When I leave my post as general manager at Oracle in Broomfield, CO, I sometimes bring a few things home with me: habits.
As I’m getting ready to make dinner, I clean and sanitize my work area. My wife makes fun of me. “Are you expecting a visit from the health department?” she asks with a smirk.
The joke can get old, but every day, I see examples of how my career influences how I behave in my personal life. Have you ever knocked before going through a door in public or exclaimed “Corner!” as you’re going around a blind spot at the grocery store? We can’t help it! It is a habit that is hard to turn off sometimes. It’s become so natural to me that I probably don’t even realize all the times I do it.
I have two little girls, ages 5 and 7. A couple of weeks ago, I was making dinner in the kitchen as they were playing and watching me. I accidentally dropped my knife and jumped a step back to avoid it.

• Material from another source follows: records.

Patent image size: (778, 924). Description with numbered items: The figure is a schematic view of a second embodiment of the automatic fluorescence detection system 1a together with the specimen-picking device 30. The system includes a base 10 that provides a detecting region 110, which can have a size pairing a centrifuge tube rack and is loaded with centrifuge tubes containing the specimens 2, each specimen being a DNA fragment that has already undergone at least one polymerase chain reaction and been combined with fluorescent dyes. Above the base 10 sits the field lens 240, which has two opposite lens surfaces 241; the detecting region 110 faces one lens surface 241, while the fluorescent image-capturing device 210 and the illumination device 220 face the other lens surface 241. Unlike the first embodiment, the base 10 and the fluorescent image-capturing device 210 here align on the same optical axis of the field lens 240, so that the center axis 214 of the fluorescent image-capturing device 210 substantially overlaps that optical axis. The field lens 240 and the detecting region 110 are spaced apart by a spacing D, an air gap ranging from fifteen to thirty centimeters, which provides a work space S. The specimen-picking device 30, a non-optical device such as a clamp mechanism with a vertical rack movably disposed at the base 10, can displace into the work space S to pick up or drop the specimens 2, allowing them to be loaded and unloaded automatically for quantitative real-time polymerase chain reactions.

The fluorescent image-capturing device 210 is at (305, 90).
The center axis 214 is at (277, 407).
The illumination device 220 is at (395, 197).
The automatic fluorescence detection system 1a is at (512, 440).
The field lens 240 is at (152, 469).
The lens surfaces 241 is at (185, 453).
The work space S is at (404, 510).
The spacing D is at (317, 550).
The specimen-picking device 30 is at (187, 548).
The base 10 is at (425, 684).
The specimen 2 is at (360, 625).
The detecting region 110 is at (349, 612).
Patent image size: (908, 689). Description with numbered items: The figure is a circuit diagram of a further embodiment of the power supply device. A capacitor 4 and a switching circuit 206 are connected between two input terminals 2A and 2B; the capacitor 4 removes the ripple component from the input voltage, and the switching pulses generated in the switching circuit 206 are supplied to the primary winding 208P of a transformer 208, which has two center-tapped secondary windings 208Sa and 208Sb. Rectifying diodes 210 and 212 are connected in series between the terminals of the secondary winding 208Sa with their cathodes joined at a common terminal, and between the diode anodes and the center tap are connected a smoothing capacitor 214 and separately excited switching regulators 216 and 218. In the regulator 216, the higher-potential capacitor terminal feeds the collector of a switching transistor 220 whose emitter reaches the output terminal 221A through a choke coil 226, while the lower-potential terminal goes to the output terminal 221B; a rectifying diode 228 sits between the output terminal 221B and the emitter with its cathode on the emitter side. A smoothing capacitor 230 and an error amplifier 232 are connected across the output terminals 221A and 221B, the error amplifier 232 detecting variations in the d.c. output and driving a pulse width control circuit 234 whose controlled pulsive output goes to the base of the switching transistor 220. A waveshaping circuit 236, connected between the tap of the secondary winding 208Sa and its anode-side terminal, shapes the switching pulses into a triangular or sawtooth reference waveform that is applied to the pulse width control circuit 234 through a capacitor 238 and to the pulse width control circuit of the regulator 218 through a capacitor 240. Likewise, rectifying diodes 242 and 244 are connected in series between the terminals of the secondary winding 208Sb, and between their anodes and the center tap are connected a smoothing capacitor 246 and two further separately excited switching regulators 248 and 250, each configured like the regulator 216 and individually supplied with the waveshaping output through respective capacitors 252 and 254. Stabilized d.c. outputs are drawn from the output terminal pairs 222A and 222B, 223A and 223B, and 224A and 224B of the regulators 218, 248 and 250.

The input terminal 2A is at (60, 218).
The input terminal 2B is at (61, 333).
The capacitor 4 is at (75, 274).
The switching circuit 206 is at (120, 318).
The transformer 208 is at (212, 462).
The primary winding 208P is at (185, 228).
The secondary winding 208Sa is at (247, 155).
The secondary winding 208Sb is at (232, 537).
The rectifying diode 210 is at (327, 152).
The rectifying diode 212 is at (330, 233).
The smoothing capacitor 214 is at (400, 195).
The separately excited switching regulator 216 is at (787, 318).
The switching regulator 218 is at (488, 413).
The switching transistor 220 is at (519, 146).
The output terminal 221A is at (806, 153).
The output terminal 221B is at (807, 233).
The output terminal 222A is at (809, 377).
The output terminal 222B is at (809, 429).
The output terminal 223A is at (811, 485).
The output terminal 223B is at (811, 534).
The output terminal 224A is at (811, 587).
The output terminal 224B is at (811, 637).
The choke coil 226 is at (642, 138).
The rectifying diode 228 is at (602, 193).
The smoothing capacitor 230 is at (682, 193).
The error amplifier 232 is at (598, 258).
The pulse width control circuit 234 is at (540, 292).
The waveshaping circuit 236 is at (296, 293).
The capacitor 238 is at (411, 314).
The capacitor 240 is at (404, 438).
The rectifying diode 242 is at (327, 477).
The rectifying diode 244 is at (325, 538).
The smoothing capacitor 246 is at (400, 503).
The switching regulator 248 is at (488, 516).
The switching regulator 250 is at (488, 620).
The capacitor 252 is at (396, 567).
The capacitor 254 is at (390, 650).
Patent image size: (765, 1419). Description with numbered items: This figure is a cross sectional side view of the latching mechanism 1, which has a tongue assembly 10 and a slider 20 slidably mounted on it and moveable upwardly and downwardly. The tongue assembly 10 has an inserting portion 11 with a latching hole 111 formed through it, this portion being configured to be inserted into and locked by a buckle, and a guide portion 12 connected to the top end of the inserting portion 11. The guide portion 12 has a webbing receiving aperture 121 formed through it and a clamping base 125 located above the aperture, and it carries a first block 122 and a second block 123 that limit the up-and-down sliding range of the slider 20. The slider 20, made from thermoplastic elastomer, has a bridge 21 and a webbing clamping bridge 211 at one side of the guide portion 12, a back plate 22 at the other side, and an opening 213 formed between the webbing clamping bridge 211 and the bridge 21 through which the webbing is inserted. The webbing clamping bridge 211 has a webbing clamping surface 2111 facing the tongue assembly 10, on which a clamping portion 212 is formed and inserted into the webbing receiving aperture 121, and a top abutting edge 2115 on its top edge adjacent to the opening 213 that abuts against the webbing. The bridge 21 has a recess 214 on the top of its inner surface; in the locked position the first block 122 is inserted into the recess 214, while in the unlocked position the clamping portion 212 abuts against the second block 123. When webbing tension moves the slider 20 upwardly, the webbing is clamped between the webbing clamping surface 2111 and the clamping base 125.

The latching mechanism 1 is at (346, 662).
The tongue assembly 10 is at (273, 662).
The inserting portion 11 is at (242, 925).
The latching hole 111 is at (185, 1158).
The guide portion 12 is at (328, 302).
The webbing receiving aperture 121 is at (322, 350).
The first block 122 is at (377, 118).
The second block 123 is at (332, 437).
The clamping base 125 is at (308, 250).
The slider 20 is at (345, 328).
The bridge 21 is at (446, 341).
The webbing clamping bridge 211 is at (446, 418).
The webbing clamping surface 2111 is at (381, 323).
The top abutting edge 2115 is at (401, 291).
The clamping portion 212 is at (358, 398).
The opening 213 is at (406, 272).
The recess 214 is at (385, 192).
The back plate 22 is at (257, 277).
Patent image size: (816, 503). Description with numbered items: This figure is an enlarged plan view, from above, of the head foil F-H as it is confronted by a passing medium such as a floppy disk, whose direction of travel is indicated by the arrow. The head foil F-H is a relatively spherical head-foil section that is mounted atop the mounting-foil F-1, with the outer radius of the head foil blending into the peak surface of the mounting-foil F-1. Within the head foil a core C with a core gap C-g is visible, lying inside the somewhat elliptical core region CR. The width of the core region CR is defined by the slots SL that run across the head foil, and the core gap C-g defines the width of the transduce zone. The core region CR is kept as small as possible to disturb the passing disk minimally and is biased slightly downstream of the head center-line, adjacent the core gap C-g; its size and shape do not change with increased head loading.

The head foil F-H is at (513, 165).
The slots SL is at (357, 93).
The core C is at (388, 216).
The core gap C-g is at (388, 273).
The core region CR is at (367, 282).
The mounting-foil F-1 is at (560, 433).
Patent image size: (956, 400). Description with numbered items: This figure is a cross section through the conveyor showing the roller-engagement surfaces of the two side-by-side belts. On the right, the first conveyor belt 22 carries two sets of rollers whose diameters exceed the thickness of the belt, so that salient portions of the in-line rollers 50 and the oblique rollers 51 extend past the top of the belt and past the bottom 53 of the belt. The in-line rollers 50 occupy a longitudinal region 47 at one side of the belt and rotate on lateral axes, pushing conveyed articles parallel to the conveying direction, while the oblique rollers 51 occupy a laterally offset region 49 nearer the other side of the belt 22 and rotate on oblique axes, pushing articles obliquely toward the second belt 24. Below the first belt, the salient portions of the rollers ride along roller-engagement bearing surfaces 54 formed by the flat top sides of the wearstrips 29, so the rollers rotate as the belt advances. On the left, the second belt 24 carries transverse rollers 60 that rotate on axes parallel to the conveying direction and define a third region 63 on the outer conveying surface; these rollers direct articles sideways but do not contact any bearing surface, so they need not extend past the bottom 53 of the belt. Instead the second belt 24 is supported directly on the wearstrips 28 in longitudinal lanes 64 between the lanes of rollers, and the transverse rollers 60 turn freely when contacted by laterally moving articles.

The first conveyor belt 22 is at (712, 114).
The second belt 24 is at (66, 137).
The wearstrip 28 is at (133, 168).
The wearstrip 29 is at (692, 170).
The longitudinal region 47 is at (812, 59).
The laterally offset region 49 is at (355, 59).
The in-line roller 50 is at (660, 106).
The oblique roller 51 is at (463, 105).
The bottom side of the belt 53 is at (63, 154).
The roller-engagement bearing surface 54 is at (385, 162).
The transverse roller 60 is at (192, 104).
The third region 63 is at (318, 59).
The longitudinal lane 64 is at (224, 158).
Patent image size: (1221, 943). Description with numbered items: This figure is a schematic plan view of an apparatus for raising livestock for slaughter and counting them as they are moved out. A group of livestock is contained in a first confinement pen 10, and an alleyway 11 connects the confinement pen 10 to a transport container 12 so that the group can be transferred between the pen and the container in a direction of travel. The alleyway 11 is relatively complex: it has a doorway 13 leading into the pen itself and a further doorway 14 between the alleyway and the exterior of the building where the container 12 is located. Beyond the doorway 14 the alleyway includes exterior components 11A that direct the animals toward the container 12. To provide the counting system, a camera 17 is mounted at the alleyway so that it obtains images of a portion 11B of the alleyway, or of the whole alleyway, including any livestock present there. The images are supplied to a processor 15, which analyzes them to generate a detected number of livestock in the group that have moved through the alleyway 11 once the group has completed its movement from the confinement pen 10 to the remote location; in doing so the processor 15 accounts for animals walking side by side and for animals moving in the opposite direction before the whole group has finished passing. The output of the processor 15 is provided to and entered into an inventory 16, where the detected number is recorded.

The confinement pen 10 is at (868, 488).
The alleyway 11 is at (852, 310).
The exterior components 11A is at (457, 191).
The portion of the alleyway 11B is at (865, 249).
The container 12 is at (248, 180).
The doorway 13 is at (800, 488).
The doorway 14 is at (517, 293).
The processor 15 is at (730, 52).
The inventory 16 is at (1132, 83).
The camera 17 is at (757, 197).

“Daddy! What are you doing?” Without missing a beat, I launched into an explanation of what happened and why I reacted that way. I told them never to try to catch a falling knife: “Just let it fall, and we’ll clean it off.” A couple of minutes into my safety lecture, I realized I was basically training my kids as if we were in a 10@10 meeting! I had to laugh.
Some of us are new to food service, and some of us have been doing it for ages. We’ve adopted lots of habits, some for safety’s sake, some to be quicker, and some just because that’s the way we do it. I think we can agree that being on the inside of the counter has given us all a very different perspective on food and food service.
As for me, you can take the boy out of the kitchen, but you can’t take the kitchen out of the boy.